Skarv orders up to eight shortsea MPP vessels
Skarv Shipping Solutions, a joint venture by Peak Group and Grieg Edge, has placed an order for up to eight 7,000 dwt, low-carbon multipurpose (MPP) vessels. The shipbuilding contract was signed with Huanghai Shipbuilding for four vessels initially with an option for another two plus two vessels.
The first MPP vessel will be delivered in the third quarter of 2025, with the others in four-month intervals. The vessels have been designed by LMG Marin, with contribution from Grieg Shipbrokers.
“These ships are far more climate-friendly than what we see in the shortsea market in Europe today, with a very low fuel consumption. They are not what we imagine is the final climate solution for shipping, but they are a giant step in the right direction,” says the CEO of Skarv, Jan Øivind Svardal.
The design includes an optimised engine ready for ammonia or methanol, batteries, a shore-power system, peak shaving with a dynamic propeller drive system, and a high-voltage switchboard prepared for future green power production like fuel cell technologies and increased battery capacity.
MPP with a focus on deck space and flexibility
On the cargo handling side, the ships will have open-top functionality enabling the movement of high vertical cargo, a wide deck beam for extra cargo intake, heavy-duty hatches, and tweendecks. The ships also have the accommodation in front to ensure visibility, increased deck space and protection of cargo.
“For our customers, this means you will be able to transport your cargo with a notably lower emission of greenhouse gasses and still show a remarkable efficiency in cargo handling and cost,” says Chair of Skarv and CEO of Peak Group, Jan-Petter Slethaug.
These MPP vessels are perfect for transporting mid-size modules and wind turbine components, which makes them a huge asset to the renewable energy industry in Europe. They are designed with a strong emphasis on deck space, strength, and stability, making them suitable for shortsea project cargo transport of almost any kind. Skarv has not yet assigned these vessels to any customer, but they will be available on the market.

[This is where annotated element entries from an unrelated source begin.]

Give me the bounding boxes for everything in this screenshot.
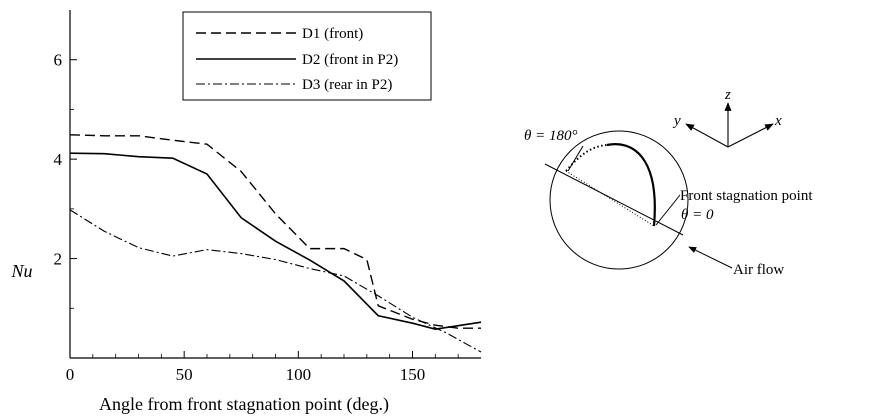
x-tick-label: 150 bbox=[400, 365, 426, 384]
theta-180-leader bbox=[567, 145, 584, 172]
sphere-outline bbox=[549, 130, 689, 270]
z-axis-letter: z bbox=[724, 87, 731, 103]
flow-axis-line bbox=[544, 163, 684, 236]
y-tick-label: 4 bbox=[54, 150, 63, 169]
legend-label-d1: D1 (front) bbox=[302, 26, 363, 42]
series-line-d1 bbox=[69, 134, 481, 329]
series-line-d3 bbox=[69, 209, 482, 353]
air-flow-label: Air flow bbox=[733, 262, 784, 278]
air-flow-arrow bbox=[688, 246, 733, 269]
sphere-diagram: z x y θ = 180° Front stagnation point θ … bbox=[524, 87, 813, 278]
series-layer bbox=[69, 134, 482, 353]
y-axis-arrow bbox=[685, 123, 729, 148]
legend: D1 (front) D2 (front in P2) D3 (rear in … bbox=[182, 11, 432, 101]
y-axis-label: Nu bbox=[10, 261, 32, 281]
x-tick-label: 0 bbox=[66, 365, 75, 384]
flow-axis-dotted bbox=[565, 170, 655, 227]
legend-box bbox=[182, 11, 432, 101]
x-tick-label: 100 bbox=[286, 365, 312, 384]
y-tick-label: 2 bbox=[54, 250, 63, 269]
legend-label-d3: D3 (rear in P2) bbox=[302, 77, 392, 93]
front-stagnation-leader bbox=[655, 194, 681, 226]
front-stagnation-label: Front stagnation point bbox=[680, 188, 813, 204]
y-tick-label: 6 bbox=[54, 51, 63, 70]
x-axis-letter: x bbox=[774, 113, 782, 129]
theta-0-label: θ = 0 bbox=[681, 207, 714, 223]
legend-label-d2: D2 (front in P2) bbox=[302, 52, 398, 68]
x-axis-arrow bbox=[727, 123, 774, 148]
x-axis-label: Angle from front stagnation point (deg.) bbox=[99, 394, 389, 415]
y-axis-letter: y bbox=[672, 113, 681, 129]
front-arc bbox=[606, 143, 656, 227]
series-line-d2 bbox=[69, 152, 482, 330]
nu-chart: 0 50 100 150 2 4 6 Nu Angle from front stagnat… bbox=[10, 10, 482, 415]
coordinate-axes: z x y bbox=[672, 87, 782, 148]
theta-180-label: θ = 180° bbox=[524, 128, 578, 144]
x-tick-label: 50 bbox=[176, 365, 193, 384]
tick-layer: 0 50 100 150 2 4 6 bbox=[54, 51, 459, 384]
rear-arc bbox=[565, 144, 608, 172]
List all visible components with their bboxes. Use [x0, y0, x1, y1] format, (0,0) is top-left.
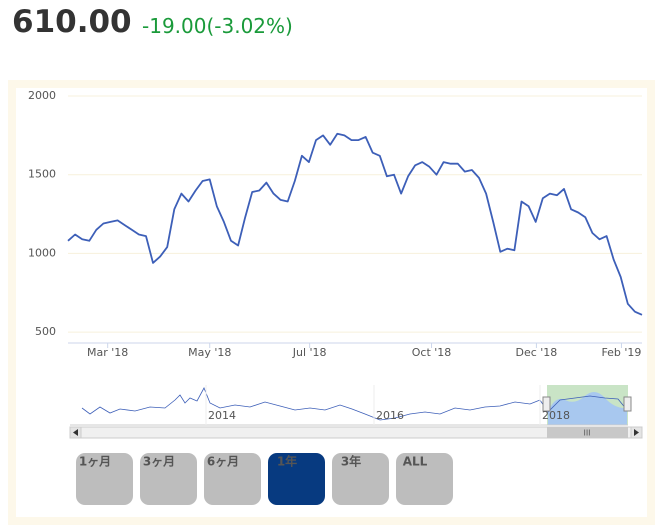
x-tick-label: May '18 [188, 346, 231, 359]
panel [16, 88, 647, 517]
x-tick-label: Dec '18 [516, 346, 558, 359]
range-button[interactable]: 1年 [268, 453, 325, 505]
range-button[interactable]: ALL [396, 453, 453, 505]
button-label: 1年 [277, 454, 297, 469]
navigator: III [69, 385, 643, 439]
arrow [73, 429, 78, 436]
scrollbar-grip: III [583, 429, 590, 438]
scroll-left[interactable] [69, 426, 82, 439]
navigator-label: 2014 [208, 409, 236, 422]
button-bg [332, 453, 389, 505]
navigator-handle[interactable] [542, 396, 551, 412]
y-tick-label: 1500 [28, 168, 56, 181]
range-button[interactable]: 3年 [332, 453, 389, 505]
y-tick-label: 1000 [28, 246, 56, 259]
button-bg [204, 453, 261, 505]
range-button[interactable]: 1ヶ月 [76, 453, 133, 505]
button-label: 6ヶ月 [207, 455, 239, 469]
range-button[interactable]: 3ヶ月 [140, 453, 197, 505]
x-tick-label: Oct '18 [412, 346, 452, 359]
button-label: 1ヶ月 [79, 455, 111, 469]
button-label: 3ヶ月 [143, 455, 175, 469]
x-tick-label: Jul '18 [292, 346, 327, 359]
button-bg [76, 453, 133, 505]
navigator-selection [547, 385, 628, 425]
price-change: -19.00(-3.02%) [142, 14, 293, 38]
navigator-label: 2016 [376, 409, 404, 422]
navigator-line [81, 387, 628, 421]
panel-border [8, 80, 655, 525]
y-tick-label: 2000 [28, 89, 56, 102]
scrollbar[interactable] [69, 426, 643, 439]
price: 610.00 [12, 4, 132, 40]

“There is considerable demand for reduced carbon emissions related to industry projects in Europe, and these ships will be ideal for many of these. The ships’ flexible design enables a potential transition to lower emission fuels upon delivery, provided that the market and infrastructure permit, even though they are not fully capable of zero emissions at present,” Nicolai Grieg, Managing Director of Grieg Edge, says.